The attribution of any event to a cause (whether it is global warming or a long term natural cycle or a recurring phenomena like El Nino) simply relies on a probabilistic argument – what is the probablity of such an event occuring in the absence of the supposed cause (P0), and how much more likely is it with the cause present (P). The attribution (in percent) is then 100*(1-P0/P) 100*(1-P/P0) (see this preprint for more details). However, the estimates of the probability are affected both by statistical sampling for recurring events, and by the lack of an identical planet without global warming to act as a control for the climate change case. So these probabilities often have to be estimated from a model. These problems mean that attributions can change as models get better, or when statistics get more significant.

In the case of a single event like Katrina, the noise in the system precludes any meangingful statement about the probabilities, although for the European heat wave in 2003 the signal was so strong, and the modelling good enough for an attribution of about 50% to human-related climate change (that is, such an event is estimated to have been twice as likely to have happened in the presence of global warming than otherwise) (Stott et al, 2004).

The signal-to-noise ratio improves when there are many events and we see a new pattern emerging, although changes always start with one first event. Thus, if we see more new record droughts following in rapid succession, then this unusual event might be more attributable. However, one should not forget the possibility that extreme events may be clustered in time, for instance if they are modulated by some slowly undulating external factor. These are factors that must go into estimating the background probability of any events.

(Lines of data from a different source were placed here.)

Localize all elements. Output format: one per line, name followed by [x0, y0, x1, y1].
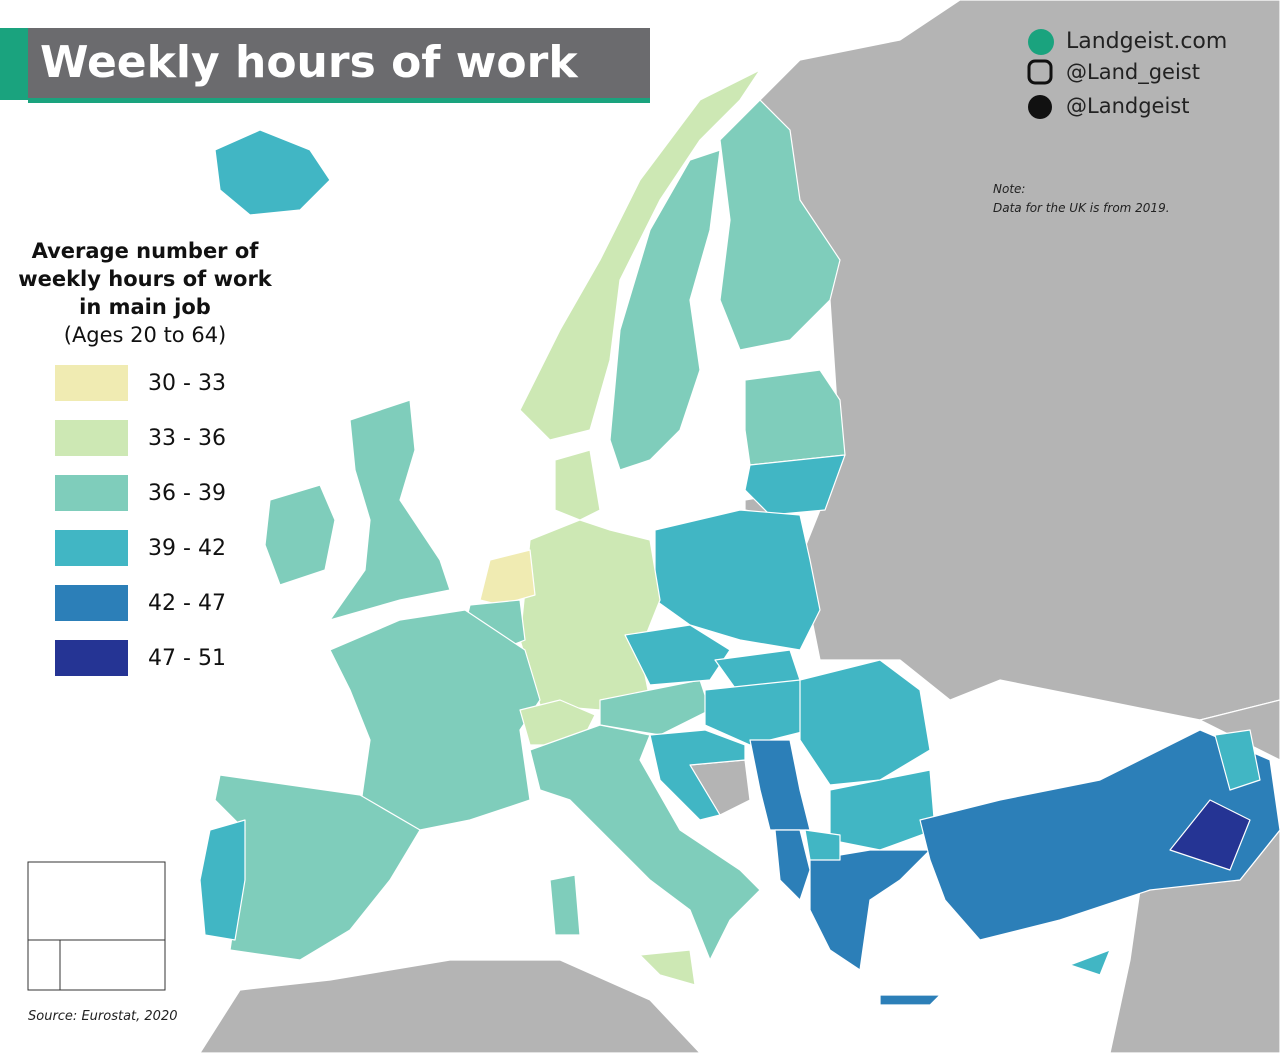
note-label: Note: — [993, 182, 1025, 196]
title-banner — [28, 28, 650, 100]
legend-title: Average number of — [32, 239, 260, 263]
legend-swatch — [55, 475, 128, 511]
country — [744, 369, 846, 466]
title-accent — [0, 28, 28, 100]
country — [264, 484, 336, 586]
legend-label: 33 - 36 — [148, 426, 226, 451]
country — [519, 519, 661, 711]
country — [529, 724, 761, 961]
country — [879, 994, 941, 1006]
legend-swatch — [55, 640, 128, 676]
legend-label: 30 - 33 — [148, 371, 226, 396]
title-underline — [28, 98, 650, 103]
country — [214, 129, 331, 216]
land-no-data — [759, 0, 1280, 721]
legend-title: in main job — [79, 295, 211, 319]
country — [649, 729, 746, 821]
legend-label: 42 - 47 — [148, 591, 226, 616]
country — [804, 829, 841, 861]
country — [329, 399, 451, 621]
country — [549, 874, 581, 936]
country — [1169, 799, 1251, 871]
country — [1069, 949, 1111, 976]
web-icon — [1028, 29, 1054, 55]
twitter-icon — [1028, 95, 1052, 119]
country — [329, 609, 541, 831]
legend-label: 36 - 39 — [148, 481, 226, 506]
legend: Average number of weekly hours of work in … — [18, 239, 273, 676]
country — [919, 729, 1280, 941]
legend-subtitle: (Ages 20 to 64) — [64, 323, 227, 347]
instagram: @Land_geist — [1066, 60, 1200, 85]
legend-swatch — [55, 530, 128, 566]
country — [799, 659, 931, 786]
country — [554, 449, 601, 521]
country — [1214, 729, 1261, 791]
country — [519, 69, 761, 441]
country — [639, 949, 696, 986]
instagram-icon — [1027, 59, 1053, 85]
inset — [27, 861, 166, 991]
country — [719, 99, 841, 351]
country — [199, 819, 246, 941]
source: Source: Eurostat, 2020 — [28, 1009, 177, 1024]
legend-swatch — [55, 585, 128, 621]
legend-label: 47 - 51 — [148, 646, 226, 671]
country — [704, 679, 811, 746]
legend-swatch — [55, 420, 128, 456]
country — [214, 774, 421, 961]
title: Weekly hours of work — [40, 37, 579, 88]
legend-label: 39 - 42 — [148, 536, 226, 561]
legend-title: weekly hours of work — [18, 267, 273, 291]
country — [744, 454, 846, 516]
website: Landgeist.com — [1066, 29, 1227, 54]
twitter: @Landgeist — [1066, 94, 1189, 118]
legend-swatch — [55, 365, 128, 401]
country — [609, 149, 721, 471]
country — [774, 829, 811, 901]
country — [749, 739, 811, 831]
note-text: Data for the UK is from 2019. — [993, 201, 1170, 215]
country — [654, 509, 821, 651]
land-no-data — [199, 959, 701, 1053]
country — [809, 849, 931, 971]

Going back to the situation in the Amazonas region, it is often possible to attribute part of local rainfall variability to large-scale conditions, such as the general circulation or SST (similarly, the correlation for Carauar and S. Gab. do Cachoeira yield negative values for SST in the northern Tropical Atlantic while Manaus yields positive values in the south tropical Atlantic). This can be done through statistical analysis, such as correlation or regression as long as there is good empirical data is available. Thus, if there is a change in the large-scale conditions, then we can infer some of the local consequences. This can also be done using high-resolution nested local area models for a particular region. The former is known as ‘statistical’ or ‘empirical’ downscaling whereas the latter is known as ‘dynamical’ or ‘numerical’ downscaling.

The links between the varying SST gradients and the rainfall anomalies is well known, and shows up as an effect in the Amazonas region. Since it is the SST gradients that are important, this shows up in the correlation maps as a dipole in the tropical Atlantic. For most of the northeast Brazil, the annual rainfall is, according to these results, negatively correlated with the SST in the Carribean and the tropical north Atlantic, and positively correlated with SST in the southern tropical Atlantic. Others have also found that the correlation between SST and rainfall variations varies with time of the year.